Ягуар думал, что ему придется начинать с пустого места плести свою паутину от первой до последней сеточки, а она уже была наполовину готова. Оставалось только доплести ее, закрепить на месте и усесться там в самом центре, чтобы управлять и потреблять. И вот сегодня после двух удачных операций, которые дали деньги и оружие, Павел решил собрать ближайших сообщников и обмыть первые успехи. Еще бы пару наганов или револьверов, а потом сделать то, о чем мечтал еще в лагере: разделаться с каким-нибудь лягавым в большом чине, а еще лучше с несколькими сразу ментами, пусть даже и не начальниками, оставить рядом с ними записку от себя и свалить в другие места. Помощнички у него что надо: и Жорж, и Гоша, и Рыба, и Хорек. Теперь они навсегда повязаны друг с другом кровью. И эта Зойка, которая и зла, и дика, как пантера, и мягкая, ласковая, как кошечка, ему по нраву. Иван очень недоволен, что у него отняли такую сладкую бабу, но ничего — переживет, а если не переживет, то не доживет…
Павел ничуть не опасался, что оскорбленный, обозленный базарный жучок Иван попытается отомстить ему или вернуть себе Зойку. Привыкший полагаться на свою силу, авторитет среди уголовников, Ягуар не сомневался, что Иван смирится с потерей, потому что другого выхода у него нет. «Если он сунется ко мне в родственники, то останется Иваном, не помнящим родства», — подумал Павел и издевательски усмехнулся.
Последний каламбур совсем развеселил Ягуара. Он налил в фужер водки, не торопясь сделал себе бутерброд из черной икорки и сливочного масла.
— За наше здоровье! — весело сказал он самому себе тост, приподняв бокал, выпил, а потом начал жевать бутерброд, предварительно понюхав его. Все никак не мог он избавиться от лагерной привычки — сначала понюхать, а потом есть.
Взгляд Павла упал на циферблат старых ходиков, четко тикавших на стене. Пора было сообщникам появиться. Сегодня Ягуар сам и готовил, и накрывал стол. Он любил иногда повозиться с такими делами. Жаль только, что возможностей выпадало мало — в лагере не очень-то выпьешь и поколдуешь с закусками, хотя и там жилось не так уж плохо по части еды. Бугор в лагере — король: все посылки, что приходят в отряд, идут через его руки. Хочет — отдаст, хочет — себе оставит. Все самое лучшее — себе, а мелочь всякую — хозяину посылки.
Скорее бы подошли ребята. Это повторенное уже дважды пожелание как бы столкнуло с места залегшую в самой глубине души Ягуара тревогу, чуть приподняло ее, и поубавилось у Павла оптимизма и веселости.

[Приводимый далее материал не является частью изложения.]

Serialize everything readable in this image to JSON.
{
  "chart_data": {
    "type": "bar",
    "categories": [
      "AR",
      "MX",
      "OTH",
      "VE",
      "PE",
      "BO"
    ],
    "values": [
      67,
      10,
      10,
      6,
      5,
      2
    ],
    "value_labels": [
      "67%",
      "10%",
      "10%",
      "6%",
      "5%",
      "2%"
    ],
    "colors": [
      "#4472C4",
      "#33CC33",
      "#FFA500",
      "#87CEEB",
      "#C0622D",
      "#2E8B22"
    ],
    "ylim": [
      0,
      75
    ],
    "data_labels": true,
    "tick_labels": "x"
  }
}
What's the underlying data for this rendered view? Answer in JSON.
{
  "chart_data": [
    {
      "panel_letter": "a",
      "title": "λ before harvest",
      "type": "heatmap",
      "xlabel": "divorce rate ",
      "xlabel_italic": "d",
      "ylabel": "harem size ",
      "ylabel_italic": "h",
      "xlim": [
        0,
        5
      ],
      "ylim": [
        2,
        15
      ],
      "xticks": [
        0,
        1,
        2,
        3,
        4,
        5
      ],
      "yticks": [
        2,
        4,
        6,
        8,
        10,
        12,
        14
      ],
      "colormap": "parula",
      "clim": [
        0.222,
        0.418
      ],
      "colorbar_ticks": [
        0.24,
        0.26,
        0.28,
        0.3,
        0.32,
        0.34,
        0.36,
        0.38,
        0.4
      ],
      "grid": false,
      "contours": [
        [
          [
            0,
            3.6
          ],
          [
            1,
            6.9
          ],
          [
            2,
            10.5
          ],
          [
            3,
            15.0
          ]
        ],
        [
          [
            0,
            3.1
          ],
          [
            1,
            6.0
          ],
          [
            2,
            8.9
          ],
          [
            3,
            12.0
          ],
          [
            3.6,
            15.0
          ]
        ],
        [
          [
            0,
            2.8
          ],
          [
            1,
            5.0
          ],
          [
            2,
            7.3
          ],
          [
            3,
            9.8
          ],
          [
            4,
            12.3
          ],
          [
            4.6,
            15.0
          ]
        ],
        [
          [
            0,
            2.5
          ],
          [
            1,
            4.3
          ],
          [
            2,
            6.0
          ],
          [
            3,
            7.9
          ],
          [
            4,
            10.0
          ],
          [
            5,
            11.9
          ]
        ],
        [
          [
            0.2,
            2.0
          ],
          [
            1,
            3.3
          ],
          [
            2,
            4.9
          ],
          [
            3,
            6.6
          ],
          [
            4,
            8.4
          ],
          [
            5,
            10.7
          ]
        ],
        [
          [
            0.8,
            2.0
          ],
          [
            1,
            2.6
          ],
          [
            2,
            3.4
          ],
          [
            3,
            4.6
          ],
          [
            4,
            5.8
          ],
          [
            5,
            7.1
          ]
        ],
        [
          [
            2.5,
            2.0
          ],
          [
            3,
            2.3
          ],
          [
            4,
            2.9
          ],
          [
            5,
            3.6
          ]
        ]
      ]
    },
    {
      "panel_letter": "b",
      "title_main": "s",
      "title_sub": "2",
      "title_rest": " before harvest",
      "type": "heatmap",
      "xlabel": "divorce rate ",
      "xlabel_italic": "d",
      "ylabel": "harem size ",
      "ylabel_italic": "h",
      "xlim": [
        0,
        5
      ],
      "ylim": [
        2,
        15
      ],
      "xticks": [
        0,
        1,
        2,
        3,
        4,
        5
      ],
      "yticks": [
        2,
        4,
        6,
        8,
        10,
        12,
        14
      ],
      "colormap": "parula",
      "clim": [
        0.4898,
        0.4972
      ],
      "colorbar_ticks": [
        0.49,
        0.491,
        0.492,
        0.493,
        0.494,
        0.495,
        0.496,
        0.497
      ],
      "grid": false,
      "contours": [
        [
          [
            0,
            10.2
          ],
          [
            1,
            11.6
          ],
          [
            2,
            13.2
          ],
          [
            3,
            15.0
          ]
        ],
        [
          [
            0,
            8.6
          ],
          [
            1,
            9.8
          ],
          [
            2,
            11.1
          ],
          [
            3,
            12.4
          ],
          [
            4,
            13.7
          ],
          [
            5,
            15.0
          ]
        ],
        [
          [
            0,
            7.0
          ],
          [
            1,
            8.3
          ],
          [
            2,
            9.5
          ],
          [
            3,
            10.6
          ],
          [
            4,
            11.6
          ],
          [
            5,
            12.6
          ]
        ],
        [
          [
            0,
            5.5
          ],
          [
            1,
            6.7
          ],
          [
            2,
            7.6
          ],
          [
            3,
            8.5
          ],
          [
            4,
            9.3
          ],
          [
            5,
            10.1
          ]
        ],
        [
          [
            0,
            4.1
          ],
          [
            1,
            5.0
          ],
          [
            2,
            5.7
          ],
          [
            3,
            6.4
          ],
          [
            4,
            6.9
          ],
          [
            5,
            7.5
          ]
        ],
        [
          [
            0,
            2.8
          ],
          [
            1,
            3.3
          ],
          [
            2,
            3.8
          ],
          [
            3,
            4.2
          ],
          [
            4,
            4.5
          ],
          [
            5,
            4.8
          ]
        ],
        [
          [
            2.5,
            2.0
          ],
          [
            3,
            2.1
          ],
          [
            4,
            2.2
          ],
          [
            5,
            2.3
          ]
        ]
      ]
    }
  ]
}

— Черт бы их побрал! — зло стукнул кулаком по колену он. — До чего же человек слабак! Чуть что, сразу в башку лезет самое плохое.

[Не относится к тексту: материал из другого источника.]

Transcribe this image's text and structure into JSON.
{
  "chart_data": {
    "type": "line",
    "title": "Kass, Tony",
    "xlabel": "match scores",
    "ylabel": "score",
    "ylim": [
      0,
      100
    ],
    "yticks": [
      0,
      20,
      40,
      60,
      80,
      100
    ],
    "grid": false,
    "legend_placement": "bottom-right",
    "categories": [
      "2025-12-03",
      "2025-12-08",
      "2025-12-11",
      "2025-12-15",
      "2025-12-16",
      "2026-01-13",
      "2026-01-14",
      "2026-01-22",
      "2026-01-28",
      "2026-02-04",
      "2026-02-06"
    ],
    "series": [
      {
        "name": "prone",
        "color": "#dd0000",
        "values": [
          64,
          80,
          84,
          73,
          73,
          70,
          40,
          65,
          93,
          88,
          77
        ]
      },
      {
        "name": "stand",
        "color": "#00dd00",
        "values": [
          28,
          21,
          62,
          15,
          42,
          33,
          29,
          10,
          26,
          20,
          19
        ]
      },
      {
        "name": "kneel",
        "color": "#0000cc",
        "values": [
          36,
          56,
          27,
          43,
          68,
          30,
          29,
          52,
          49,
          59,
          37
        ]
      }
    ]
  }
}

Павел всегда злился на себя в минуты, когда в нем поднималась эта неизбывная, глубинная тревога. Он снова налил в фужер водки, но выпил уже по-другому: не со смаком, а как-то воровато-поспешно, будто стыдясь самого себя. Гладко выбритое лицо его с тонкой черточкой черных усиков, отдохнувшее, похорошевшее в спокойной, сытой жизни, выразило чувство брезгливости, и он сам не знал, к чему оно относится: к водке, которую он выпил, или к себе самому?

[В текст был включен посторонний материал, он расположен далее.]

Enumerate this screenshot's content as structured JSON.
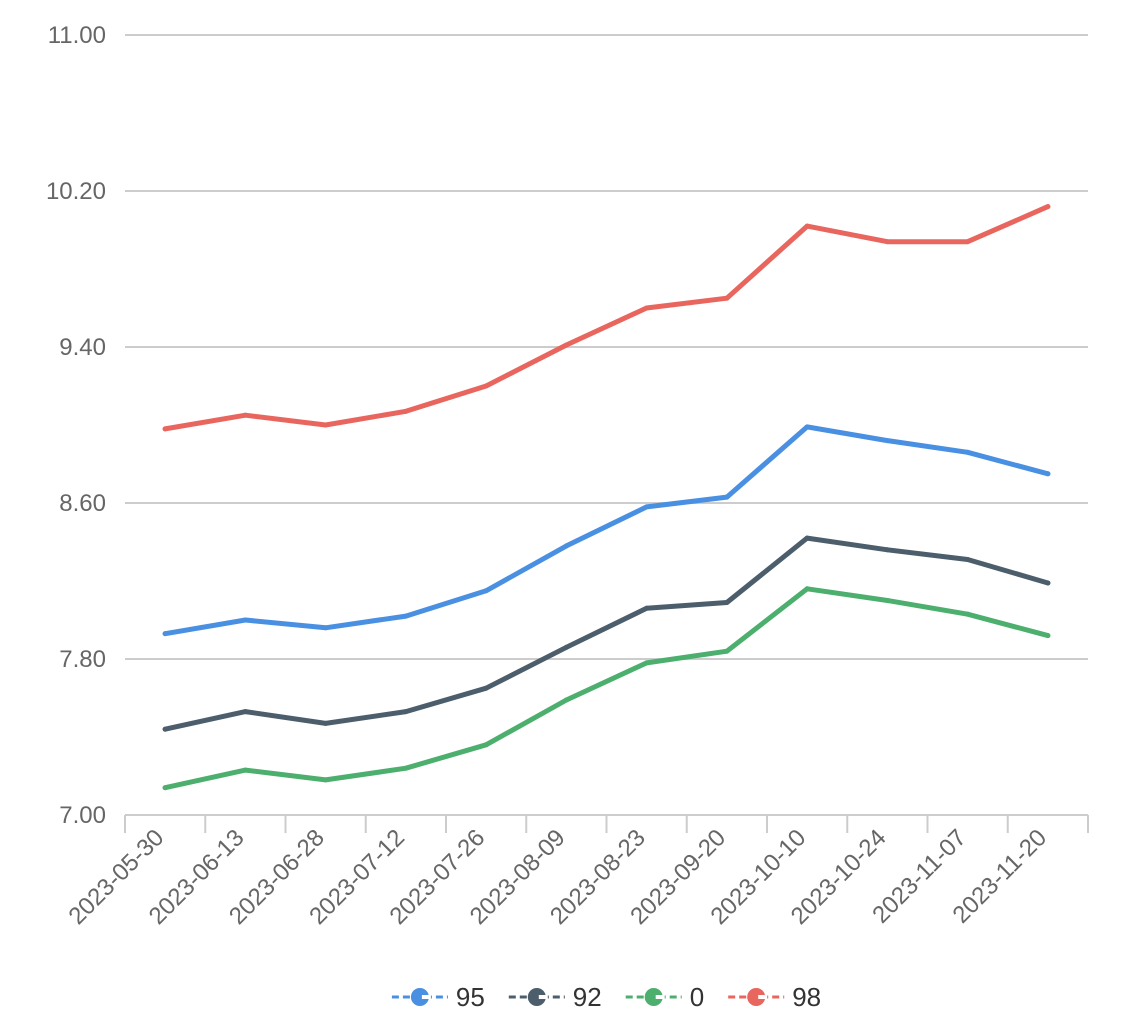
{
  "chart_data": {
    "type": "line",
    "categories": [
      "2023-05-30",
      "2023-06-13",
      "2023-06-28",
      "2023-07-12",
      "2023-07-26",
      "2023-08-09",
      "2023-08-23",
      "2023-09-20",
      "2023-10-10",
      "2023-10-24",
      "2023-11-07",
      "2023-11-20"
    ],
    "series": [
      {
        "name": "95",
        "color": "#4a90e2",
        "values": [
          7.93,
          8.0,
          7.96,
          8.02,
          8.15,
          8.38,
          8.58,
          8.63,
          8.99,
          8.92,
          8.86,
          8.75
        ]
      },
      {
        "name": "92",
        "color": "#4c5d6c",
        "values": [
          7.44,
          7.53,
          7.47,
          7.53,
          7.65,
          7.86,
          8.06,
          8.09,
          8.42,
          8.36,
          8.31,
          8.19
        ]
      },
      {
        "name": "0",
        "color": "#4caf6e",
        "values": [
          7.14,
          7.23,
          7.18,
          7.24,
          7.36,
          7.59,
          7.78,
          7.84,
          8.16,
          8.1,
          8.03,
          7.92
        ]
      },
      {
        "name": "98",
        "color": "#e8665e",
        "values": [
          8.98,
          9.05,
          9.0,
          9.07,
          9.2,
          9.41,
          9.6,
          9.65,
          10.02,
          9.94,
          9.94,
          10.12
        ]
      }
    ],
    "yticks": [
      "7.00",
      "7.80",
      "8.60",
      "9.40",
      "10.20",
      "11.00"
    ],
    "ylim": [
      7.0,
      11.0
    ],
    "grid": true,
    "legend": "bottom"
  }
}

Он подошел к окну, шире раздвинул занавески, долгим взглядом обвел тесный дворик. Там не было ничего примечательного: стояли уснувшие в дремотном безветрии две невысокие яблоньки, унизанные плодами да темнела приткнувшаяся к углу двора поломанная арбичка, которая давно уже забыла, когда ее растрескавшиеся колеса были в движении. Павел подумал: если сейчас сбить с этих колес металлические обручи, то дерево, освобожденное от оковы, рассыпется прахом на землю. И тут же ему пришла еще более неприятная мысль: его ненависть к людям, к чужой ему жизни, к властям — тот же обруч, который только и держит его на ногах. Сними этот обруч и… тоже посыпется прах.
— Ну не-е-ет, — тряхнул головой Павел, отбрасывая от себя подобное предположение. — Я не эта арбичка, и во мне еще нет ни пылинки трухи — одно железо!
— Ты с кем это? — услышал Павел и так мгновенно развернулся уже с наганом в руке, что Жорж и его спутники шарахнулись к двери, как от выстрела.
— Фу, черт бы вас побрал, — бросил Павел.
Он опустил ручку нагана, и тот мгновенно скрылся в рукаве пиджака Павла.
— Стучаться надо, — уже отойдя от гнева, добавил он.